Andalusien und Murcia schwer getroffen
Besonders schlimm ist die Lage in der auch bei Urlaubern sehr beliebten Region Valencia. Doch auch andere Mittelmeer-Anrainer-Regionen, darunter Andalusien und Murcia, sind schwer betroffen. Die starken Regenfälle haben unzählige Straßen, Gebäude und Felder unter Wasser gesetzt. Straßen und kleinere Brücken brachen in den Wassermassen weg. Bäume, Autos und auch große Lastwagen wurden wie Spielzeug mitgerissen.
Neben dem heftigen Regen gab es Hagel und starke Windböen.

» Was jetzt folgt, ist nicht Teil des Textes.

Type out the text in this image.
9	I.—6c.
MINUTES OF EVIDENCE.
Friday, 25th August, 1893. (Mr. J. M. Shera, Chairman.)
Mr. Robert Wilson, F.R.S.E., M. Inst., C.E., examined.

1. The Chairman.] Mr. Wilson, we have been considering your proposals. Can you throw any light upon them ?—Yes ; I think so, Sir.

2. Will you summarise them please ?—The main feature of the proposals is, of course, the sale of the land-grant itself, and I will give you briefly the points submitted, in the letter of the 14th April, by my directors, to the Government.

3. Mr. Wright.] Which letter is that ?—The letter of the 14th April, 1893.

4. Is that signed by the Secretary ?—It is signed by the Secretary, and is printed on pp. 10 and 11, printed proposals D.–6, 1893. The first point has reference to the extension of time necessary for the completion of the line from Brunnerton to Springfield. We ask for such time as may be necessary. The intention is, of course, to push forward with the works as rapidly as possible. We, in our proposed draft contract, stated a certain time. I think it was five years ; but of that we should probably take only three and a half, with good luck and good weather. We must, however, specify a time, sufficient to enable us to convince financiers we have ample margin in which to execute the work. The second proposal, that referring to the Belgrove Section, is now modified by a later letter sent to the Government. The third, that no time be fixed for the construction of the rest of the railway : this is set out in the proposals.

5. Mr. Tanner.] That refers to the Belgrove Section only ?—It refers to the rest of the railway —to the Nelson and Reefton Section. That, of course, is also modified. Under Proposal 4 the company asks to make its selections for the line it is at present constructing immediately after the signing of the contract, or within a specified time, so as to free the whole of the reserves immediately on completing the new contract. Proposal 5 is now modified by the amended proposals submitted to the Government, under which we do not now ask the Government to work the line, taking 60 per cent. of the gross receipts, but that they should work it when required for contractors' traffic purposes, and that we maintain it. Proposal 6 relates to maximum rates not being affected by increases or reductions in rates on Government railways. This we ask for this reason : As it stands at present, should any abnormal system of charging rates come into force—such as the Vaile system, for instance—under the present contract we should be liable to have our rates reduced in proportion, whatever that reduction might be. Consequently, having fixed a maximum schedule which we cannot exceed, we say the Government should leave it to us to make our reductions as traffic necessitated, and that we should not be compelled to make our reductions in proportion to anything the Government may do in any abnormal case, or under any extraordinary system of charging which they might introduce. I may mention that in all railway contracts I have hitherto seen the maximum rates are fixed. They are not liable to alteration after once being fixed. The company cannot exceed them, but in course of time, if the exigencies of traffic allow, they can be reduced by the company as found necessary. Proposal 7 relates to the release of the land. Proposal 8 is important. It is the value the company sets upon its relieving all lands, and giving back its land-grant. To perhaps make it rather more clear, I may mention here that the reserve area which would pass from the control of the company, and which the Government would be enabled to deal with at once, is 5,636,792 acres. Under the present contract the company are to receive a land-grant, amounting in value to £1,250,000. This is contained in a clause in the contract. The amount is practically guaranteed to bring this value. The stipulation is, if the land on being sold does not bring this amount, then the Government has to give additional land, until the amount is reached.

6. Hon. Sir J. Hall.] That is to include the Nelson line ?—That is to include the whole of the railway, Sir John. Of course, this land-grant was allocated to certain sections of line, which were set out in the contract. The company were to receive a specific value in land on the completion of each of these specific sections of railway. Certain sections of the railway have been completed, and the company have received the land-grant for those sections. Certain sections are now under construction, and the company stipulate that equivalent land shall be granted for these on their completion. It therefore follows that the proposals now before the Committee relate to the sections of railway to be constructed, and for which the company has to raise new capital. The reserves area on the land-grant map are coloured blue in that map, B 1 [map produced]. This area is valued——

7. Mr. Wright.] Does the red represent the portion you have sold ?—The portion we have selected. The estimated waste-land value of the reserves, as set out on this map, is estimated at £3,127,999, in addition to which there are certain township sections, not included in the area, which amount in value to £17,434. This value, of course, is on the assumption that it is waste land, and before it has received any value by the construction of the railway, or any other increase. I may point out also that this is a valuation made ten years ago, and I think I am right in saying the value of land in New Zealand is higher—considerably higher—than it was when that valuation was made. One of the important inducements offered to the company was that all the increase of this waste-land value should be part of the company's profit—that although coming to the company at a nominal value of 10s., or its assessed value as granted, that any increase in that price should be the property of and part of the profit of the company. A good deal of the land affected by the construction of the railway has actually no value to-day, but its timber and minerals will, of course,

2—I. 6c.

Einwohner der andalusischen Küstenortschaft El Ejido, unweit von Almería, sprachen von Hagelkörnern "so groß wie Golfbälle".
Eingeschlossen in Büros und Einkaufszentren
Autobahnen und Landstraßen wurden gesperrt. Auch Flug- und Bahn-Verkehr waren erheblich beeinträchtigt. Am Dienstag war ein Hochgeschwindigkeitszug auf dem Weg von Málaga nach Madrid wegen eines Steinsturzes entgleist. Verletzte gab es dabei nicht. Mehr dazu lesen Sie hier.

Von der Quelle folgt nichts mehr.